While the core thesis for the independent platform providers remains intact, the market sentiment regarding Praemium has shifted. The large independents such as Netwealth have now grown to a size where they can outspend the smaller players in product development, sales and marketing, which is sure to make it difficult for the smaller independents.
Not to mention the fact that the incumbents have slowly begun to realise that their dominant positions are now in peril and have started to respond in the form of pricing and new feature development of their own. All this is great for the customer; however, it is unclear what the industry will look like when it stabilises and whether there will be a place for the smaller independent operators.
Bapcor (BAP) – Challenging economic conditions but no change to strategy
Same-store sales growth of 2.1% in the Trade segment (which accounts for 51% of total revenue) was below expectations. Retail & Service profit was flat due to market conditions and continued company store expansion that is loss-making in the initial phase and resulted in lower margins for the segment.

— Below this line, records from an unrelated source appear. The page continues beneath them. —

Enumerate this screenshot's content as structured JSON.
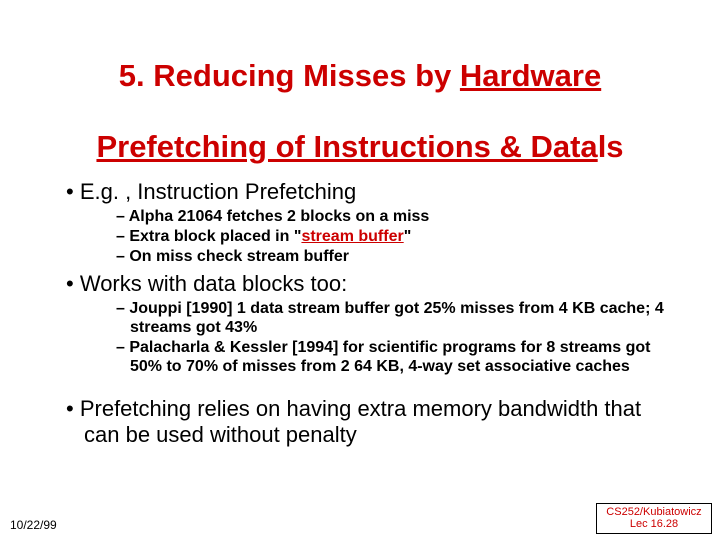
{
  "colors": {
    "accent": "#cc0000",
    "text": "#000000",
    "background": "#ffffff"
  },
  "typography": {
    "family": "Comic Sans MS",
    "title_pt": 31,
    "lvl1_pt": 22,
    "lvl2_pt": 16,
    "footer_pt": 12
  },
  "title": {
    "line1_pre": "5. Reducing Misses by ",
    "line1_ul": "Hardware",
    "line2_ul": "Prefetching of Instructions & Data",
    "line2_post": "ls"
  },
  "bullets": {
    "b1": "E.g. , Instruction Prefetching",
    "b1a": "Alpha 21064 fetches 2 blocks on a miss",
    "b1b_pre": "Extra block placed in \"",
    "b1b_ul": "stream buffer",
    "b1b_post": "\"",
    "b1c": "On miss check stream buffer",
    "b2": "Works with data blocks too:",
    "b2a": "Jouppi [1990] 1 data stream buffer got 25% misses from 4 KB cache; 4 streams got 43%",
    "b2b": "Palacharla & Kessler [1994] for scientific programs for 8 streams got 50% to 70% of misses from 2 64 KB, 4-way set associative caches",
    "b3": "Prefetching relies on having extra memory bandwidth that can be used without penalty"
  },
  "footer": {
    "left": "10/22/99",
    "right_line1": "CS252/Kubiatowicz",
    "right_line2": "Lec 16.28"
  }
}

Autobarn achieved same-store sales growth of 4% for company-owned stores and 0.2% for franchise stores, meaning total sss growth was in the region of 2.9%, which compares favourably with the like for like sales growth of 1.8% reported by Super Retail in their Supercheap Auto segment.
New vehicle sales in 2018 were 1.15m, down 3% from 2017 and ending four years of YoY growth. 60% of new vehicle sales were in the SUV & Utility categories; 33% in Passenger vehicles. Electric vehicle penetration continues to be minimal, <0.5% of new vehicle sales in 2018 were electric vehicles. There are an estimated 19.5m registered vehicles in Australia at the end of 2018, an increase of 2% from 2017 with an average age of 11 years.
Domain (DHG) – Space for number two?
Being number two in a winner takes all type of market is no fun. Domain is in this position. REA only has 3x the revenue in Australia (core digital), but has margins of 65% compared to 41% and 8x the market capitalisation. They were also able to grow revenue by 16%, twice the rate of Domains 8% revenue growth.
Domain told the same story of soft listing volumes, which is consistent with what REA has said previously.
The real story, is why consumers would ever use a listing service with an inferior list? As REA becomes stronger over time, will this necessarily come at the expense of Domain? Consumers will converge on the service with the complete information – i.e. all the available stock, and sellers should prefer to pay only one listing provider, the one with all the eyeballs.
Presumably, some suppliers currently pay both, but nobody is paying just Domain. REA is well ahead in this race, and while there might end up being two strong competitors, it’s hard to see Domain being anything other than a weak number two in a market that doesn’t need a number two, other than to provide some constraint on the number one. That might be their only selling point.
Breville (BRG) – More products into more markets
The stock has gone sideways for more than a year, but the story on this one is simple. More products sold directly into more markets. And not just any ‘more’ products, products that are aspirational, more expensive and therefore higher margin.
The company launched into Germany and Austria in HY19, Benelux and Switzerland will be next, followed by Spain in HY20. German/ Austrian market entry seems to be so far working well with sales in the first six months after entry 42% higher than they were in the UK market.
For context, Benelux/ Switzerland is more substantial than ANZ in terms of both population and GDP.
The company showed robust growth in all markets including (on a constant currency basis) 7.1% in North America, 7.6% in ANZ and 32% in Europe. EBIT margin across the business was broadly steady at 14.2%, while ROE grew from 20.9% to 22.5%.
Treasury Wines (TWE) – Asia strong
The Asian market cannot get enough of Australian wines. That remains to be the TWE story.
Revenue growth was robust in the region at 31%, and the area now accounts for 26% of sales revenue and 45% of EBIT. The company makes $163 per case in Asia compared to $81.4 in the Americas, $38.8 in Europe and $77 in ANZ, while EBIT margins are 39% in Asia, 18.5% in the Americas, 15% in Europe and 23.2% in ANZ.
So yes, Asia is vital to the company. Moreover, with $2b in inventory sitting on the balance sheet, of which $1.2b is luxury inventory, strong Asian markets are imperative for the continued strength of TWE.